As they paraded slowly around the ring, Rolo began to relax and almost enjoy himself. Suddenly he felt the hot breath of the giant horse on his neck. "It's eating me!" he cried jumping and pushing the enormous head away from him. "Nobody told me it's 'ungry. Get it orft me fer God's sake!" Rolo threw himself to the ground, curling himself into a ball as protection.

A surprised Alfie, having received Rolo's finger in his eye, reared up on his hind legs determined to pull away from this sudden and painful assault. The crowd watched, helpless as Melinda, looking like a rodeo rider, stretched her arms tightly around the bucking horse's neck. Someone was screaming.

Laying face down in the grass, his head in the darkness, Rolo waited for the fatal blow from the monster above him. "I hate you Sydney," he muttered vehemently in between prayers to the Almighty.
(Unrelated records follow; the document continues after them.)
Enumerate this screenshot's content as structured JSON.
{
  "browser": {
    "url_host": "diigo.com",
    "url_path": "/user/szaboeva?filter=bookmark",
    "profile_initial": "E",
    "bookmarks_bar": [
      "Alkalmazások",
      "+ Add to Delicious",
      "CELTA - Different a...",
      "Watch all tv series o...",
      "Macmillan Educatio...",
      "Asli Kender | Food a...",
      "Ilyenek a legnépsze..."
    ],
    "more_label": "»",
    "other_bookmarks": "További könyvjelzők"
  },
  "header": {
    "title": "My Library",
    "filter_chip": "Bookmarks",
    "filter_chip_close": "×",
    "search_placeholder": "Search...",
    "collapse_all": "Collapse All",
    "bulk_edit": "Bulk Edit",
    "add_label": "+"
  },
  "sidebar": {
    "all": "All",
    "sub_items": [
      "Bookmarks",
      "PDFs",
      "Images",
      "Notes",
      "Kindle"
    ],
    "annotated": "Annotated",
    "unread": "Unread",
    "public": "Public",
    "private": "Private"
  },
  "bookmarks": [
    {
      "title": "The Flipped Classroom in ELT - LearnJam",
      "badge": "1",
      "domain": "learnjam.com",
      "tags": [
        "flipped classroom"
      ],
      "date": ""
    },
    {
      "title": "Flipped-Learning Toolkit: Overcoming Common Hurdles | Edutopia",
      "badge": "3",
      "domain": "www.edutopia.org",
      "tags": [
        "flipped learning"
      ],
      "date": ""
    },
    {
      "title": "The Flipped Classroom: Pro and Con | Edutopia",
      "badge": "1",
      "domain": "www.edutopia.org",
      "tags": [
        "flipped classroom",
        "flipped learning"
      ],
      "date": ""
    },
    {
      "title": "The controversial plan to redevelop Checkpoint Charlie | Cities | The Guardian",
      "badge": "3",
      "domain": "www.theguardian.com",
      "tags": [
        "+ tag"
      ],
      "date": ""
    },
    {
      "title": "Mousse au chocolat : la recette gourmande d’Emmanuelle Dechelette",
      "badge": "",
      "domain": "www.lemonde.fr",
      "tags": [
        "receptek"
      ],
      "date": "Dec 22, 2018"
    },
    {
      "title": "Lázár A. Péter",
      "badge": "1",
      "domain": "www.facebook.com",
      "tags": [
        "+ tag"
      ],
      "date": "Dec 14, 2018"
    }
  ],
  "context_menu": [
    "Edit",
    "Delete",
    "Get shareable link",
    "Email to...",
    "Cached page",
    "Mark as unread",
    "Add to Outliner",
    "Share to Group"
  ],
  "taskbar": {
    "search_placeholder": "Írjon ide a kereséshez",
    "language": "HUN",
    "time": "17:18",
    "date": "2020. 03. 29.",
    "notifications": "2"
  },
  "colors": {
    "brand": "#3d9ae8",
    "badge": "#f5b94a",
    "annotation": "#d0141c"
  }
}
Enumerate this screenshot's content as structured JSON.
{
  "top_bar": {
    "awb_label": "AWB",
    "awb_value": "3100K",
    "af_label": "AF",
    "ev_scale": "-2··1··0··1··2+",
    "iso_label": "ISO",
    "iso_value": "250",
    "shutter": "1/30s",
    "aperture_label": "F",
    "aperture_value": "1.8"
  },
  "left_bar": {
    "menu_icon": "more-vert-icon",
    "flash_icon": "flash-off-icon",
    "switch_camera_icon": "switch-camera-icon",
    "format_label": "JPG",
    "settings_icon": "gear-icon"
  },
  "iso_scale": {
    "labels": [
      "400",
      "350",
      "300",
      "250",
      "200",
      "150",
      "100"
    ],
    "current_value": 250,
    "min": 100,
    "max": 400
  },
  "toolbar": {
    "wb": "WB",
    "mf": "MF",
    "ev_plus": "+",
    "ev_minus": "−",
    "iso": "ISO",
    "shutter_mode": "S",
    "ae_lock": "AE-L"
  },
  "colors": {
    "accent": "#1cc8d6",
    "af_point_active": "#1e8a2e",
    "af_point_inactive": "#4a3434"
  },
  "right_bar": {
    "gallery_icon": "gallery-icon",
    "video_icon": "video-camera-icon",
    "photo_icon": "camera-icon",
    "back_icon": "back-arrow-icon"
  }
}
"You absolute fool," came a familiar voice from above him. "You could have injured a very valuable animal with your antics. Not to mention," it added, "the hurt that could have come upon a fine young horsewoman. Stop that screaming, get up and get out of my arena, now."
Isobel Hartington-Brown was furious as she stood over him. Rolo turned cautiously over and, still with his arms protectively over his head, looked around him. The crowd gathered around him looked more angry than concerned.

"It's alright, Mr Rolo. We're okay," said the now dismounted Melinda with an encouraging smile. "Miss Isobel calmed Alfie down. He only wanted to nuzzle you, you see," she continued. "I really think he likes you. Why don't you come over and see him - show him you're alright."

Don't go near that horse," ordered the still irate Miss Hartington-Brown. "Somebody find the major and tell him to get this fool out of here? And before you go," she added glaring at the still prostrate Rolo. "I'll have the Aunt Sally tin."